La lectura de los primeros capítulos de la novela se hace un poco a tientas, como si pasáramos de la oscuridad a una habitación con tanta luz que deslumbrados, apenas pudiéramos ver lo que hay dentro. Pero a medida que los ojos se acostumbran empezamos a ver mejor. Como toda novela que tiene un plan, es en la segunda lectura donde descubrimos todo lo que estaba ahí desde un principio y no habíamos podido ver. Esa forma en que Swift presenta los acontecimientos nos lleva a una lectura lenta, y a la sensación de estar como suspendidos en un espacio donde los sentidos se amplifican y los pensamientos brotan, florecen, merodean extrañados, se extravían, se renuevan y dan la vuelta.
Graham Swift maneja con soltura el desorden temporal de la novela. Jane retrocede en el tiempo cuando en las entrevistas, ya en silla de ruedas, le preguntan sobre su vida. Entonces regresa a sus años de juventud y a la biblioteca del señor Niven donde descubre su amor por las historias. Swift imagina un primer encuentro con la literatura, y aprovecha para ahondar en el sentido de las palabras y en la extrañeza de las cosas.
Graham Swift juega con la amplificación y las elipsis. Puede contar una escena incansablemente, desde distintos ángulos, o puede, solo con una frase decirlo todo y de las dos formas, o mejor, con el contraste de las dos, logra sacudirnos y hacernos sentir la intensidad de la vida. Y es cuando esto sucede, que se renueva en mí, el amor por los libros. Me paro frente a la biblioteca y quiero leerlo todo. El domingo de las madres da ganas de ponerse a leer, cualquier cosa: historias de vida, de aventura, de amor, de lo que sea.
La traducción, del español Jesús Zulaika, no me conforma. Muchos juegos de palabras resueltos con notas al pie, o palabras rebuscadas donde no las había, o palabras demasiado «españolas». Sin embargo, el encanto de la historia subsiste. Hay que leerla.
Graham Swift (1949) es un prestigioso escritor nacido en Londres. Publicó once novelas, la última este año en marzo, llamada: Here we are (Aquí estamos). Cuando apareció El domingo de las madres, en el 2016, The Guardian publicó una reseña en donde la consideraba «probablemente su mejor novela hasta el momento».

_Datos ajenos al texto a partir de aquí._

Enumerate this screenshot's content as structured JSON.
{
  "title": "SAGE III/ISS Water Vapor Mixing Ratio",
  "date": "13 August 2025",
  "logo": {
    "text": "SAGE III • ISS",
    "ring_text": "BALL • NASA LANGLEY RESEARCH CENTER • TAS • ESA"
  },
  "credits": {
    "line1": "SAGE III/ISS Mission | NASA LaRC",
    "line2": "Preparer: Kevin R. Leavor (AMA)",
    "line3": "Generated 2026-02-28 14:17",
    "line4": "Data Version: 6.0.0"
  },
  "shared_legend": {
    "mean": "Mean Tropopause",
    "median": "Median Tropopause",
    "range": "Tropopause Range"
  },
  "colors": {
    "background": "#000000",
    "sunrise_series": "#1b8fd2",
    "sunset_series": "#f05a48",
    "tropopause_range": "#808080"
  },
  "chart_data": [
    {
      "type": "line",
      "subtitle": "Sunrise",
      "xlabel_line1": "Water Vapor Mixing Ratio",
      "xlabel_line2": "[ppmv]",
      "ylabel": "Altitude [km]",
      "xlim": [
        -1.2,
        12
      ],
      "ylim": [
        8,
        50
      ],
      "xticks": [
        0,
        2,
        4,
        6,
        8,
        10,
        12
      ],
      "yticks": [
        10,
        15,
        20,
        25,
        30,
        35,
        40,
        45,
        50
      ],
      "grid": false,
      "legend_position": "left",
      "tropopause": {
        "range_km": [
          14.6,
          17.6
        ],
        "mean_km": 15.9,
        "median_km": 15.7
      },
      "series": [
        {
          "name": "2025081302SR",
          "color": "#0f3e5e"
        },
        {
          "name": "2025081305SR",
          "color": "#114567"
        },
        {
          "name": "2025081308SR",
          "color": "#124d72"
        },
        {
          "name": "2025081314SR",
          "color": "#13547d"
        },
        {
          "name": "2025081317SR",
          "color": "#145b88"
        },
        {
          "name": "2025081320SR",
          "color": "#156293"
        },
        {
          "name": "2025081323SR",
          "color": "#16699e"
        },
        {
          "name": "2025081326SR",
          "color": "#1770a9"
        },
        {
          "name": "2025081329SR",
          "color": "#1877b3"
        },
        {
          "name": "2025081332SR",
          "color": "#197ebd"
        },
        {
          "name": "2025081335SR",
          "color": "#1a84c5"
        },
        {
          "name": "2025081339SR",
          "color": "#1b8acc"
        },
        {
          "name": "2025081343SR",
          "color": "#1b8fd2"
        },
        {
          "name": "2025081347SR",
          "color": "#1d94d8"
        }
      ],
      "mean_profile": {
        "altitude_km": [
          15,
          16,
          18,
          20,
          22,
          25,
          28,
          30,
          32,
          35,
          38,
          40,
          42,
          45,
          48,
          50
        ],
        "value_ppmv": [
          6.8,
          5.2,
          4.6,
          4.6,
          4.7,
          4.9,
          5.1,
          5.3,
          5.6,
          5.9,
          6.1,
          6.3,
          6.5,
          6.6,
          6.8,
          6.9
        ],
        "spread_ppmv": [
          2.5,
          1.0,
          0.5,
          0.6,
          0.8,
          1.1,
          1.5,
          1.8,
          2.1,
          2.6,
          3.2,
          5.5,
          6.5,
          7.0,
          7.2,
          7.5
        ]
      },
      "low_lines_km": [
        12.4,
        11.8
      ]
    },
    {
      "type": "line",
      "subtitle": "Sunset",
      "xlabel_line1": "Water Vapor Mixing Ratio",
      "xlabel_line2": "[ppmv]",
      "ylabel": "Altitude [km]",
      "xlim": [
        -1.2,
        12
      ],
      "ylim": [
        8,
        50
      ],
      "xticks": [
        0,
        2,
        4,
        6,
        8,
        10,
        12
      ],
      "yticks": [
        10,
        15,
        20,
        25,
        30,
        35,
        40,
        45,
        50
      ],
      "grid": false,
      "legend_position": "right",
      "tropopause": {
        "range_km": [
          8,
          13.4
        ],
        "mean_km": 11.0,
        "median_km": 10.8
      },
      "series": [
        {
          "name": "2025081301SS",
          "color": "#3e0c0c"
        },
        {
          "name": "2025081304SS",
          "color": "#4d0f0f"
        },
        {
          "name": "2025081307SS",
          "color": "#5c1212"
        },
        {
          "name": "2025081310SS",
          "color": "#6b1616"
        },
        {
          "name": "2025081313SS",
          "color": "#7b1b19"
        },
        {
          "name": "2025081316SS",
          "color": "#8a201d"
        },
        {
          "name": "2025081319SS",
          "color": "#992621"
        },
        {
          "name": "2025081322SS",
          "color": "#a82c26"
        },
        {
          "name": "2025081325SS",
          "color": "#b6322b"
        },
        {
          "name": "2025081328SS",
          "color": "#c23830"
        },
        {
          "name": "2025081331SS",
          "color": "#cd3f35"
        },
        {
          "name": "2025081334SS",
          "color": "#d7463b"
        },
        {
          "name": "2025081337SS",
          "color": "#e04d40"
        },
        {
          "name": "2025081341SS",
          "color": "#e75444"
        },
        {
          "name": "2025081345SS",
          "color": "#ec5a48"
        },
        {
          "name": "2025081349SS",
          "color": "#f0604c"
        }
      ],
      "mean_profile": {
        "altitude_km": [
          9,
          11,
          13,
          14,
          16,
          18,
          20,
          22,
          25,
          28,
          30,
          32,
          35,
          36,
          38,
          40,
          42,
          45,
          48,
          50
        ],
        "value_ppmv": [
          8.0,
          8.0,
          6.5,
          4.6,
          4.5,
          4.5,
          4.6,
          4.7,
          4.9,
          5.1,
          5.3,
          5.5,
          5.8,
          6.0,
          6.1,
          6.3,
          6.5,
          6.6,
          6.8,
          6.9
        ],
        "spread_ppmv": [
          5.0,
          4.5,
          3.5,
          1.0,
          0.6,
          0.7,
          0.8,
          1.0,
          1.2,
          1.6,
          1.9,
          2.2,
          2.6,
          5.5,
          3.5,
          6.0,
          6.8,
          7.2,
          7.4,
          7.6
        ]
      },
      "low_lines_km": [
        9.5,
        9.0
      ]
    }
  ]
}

Dos de sus novelas anteriores, El país del agua y Últimos tragos, fueron llevadas al cine. La primera, Waterland (1992), fue protagonizada por Jeremy Irons y Ethan Hawk, y traducida en Argentina como «Nosotros mismos» y la segunda, Last Orders (2001), fue protagonizada por Michael Caine, Bob Hoskins y Helen Mirren, y en la Argentina se la tradujo como «Las últimas órdenes».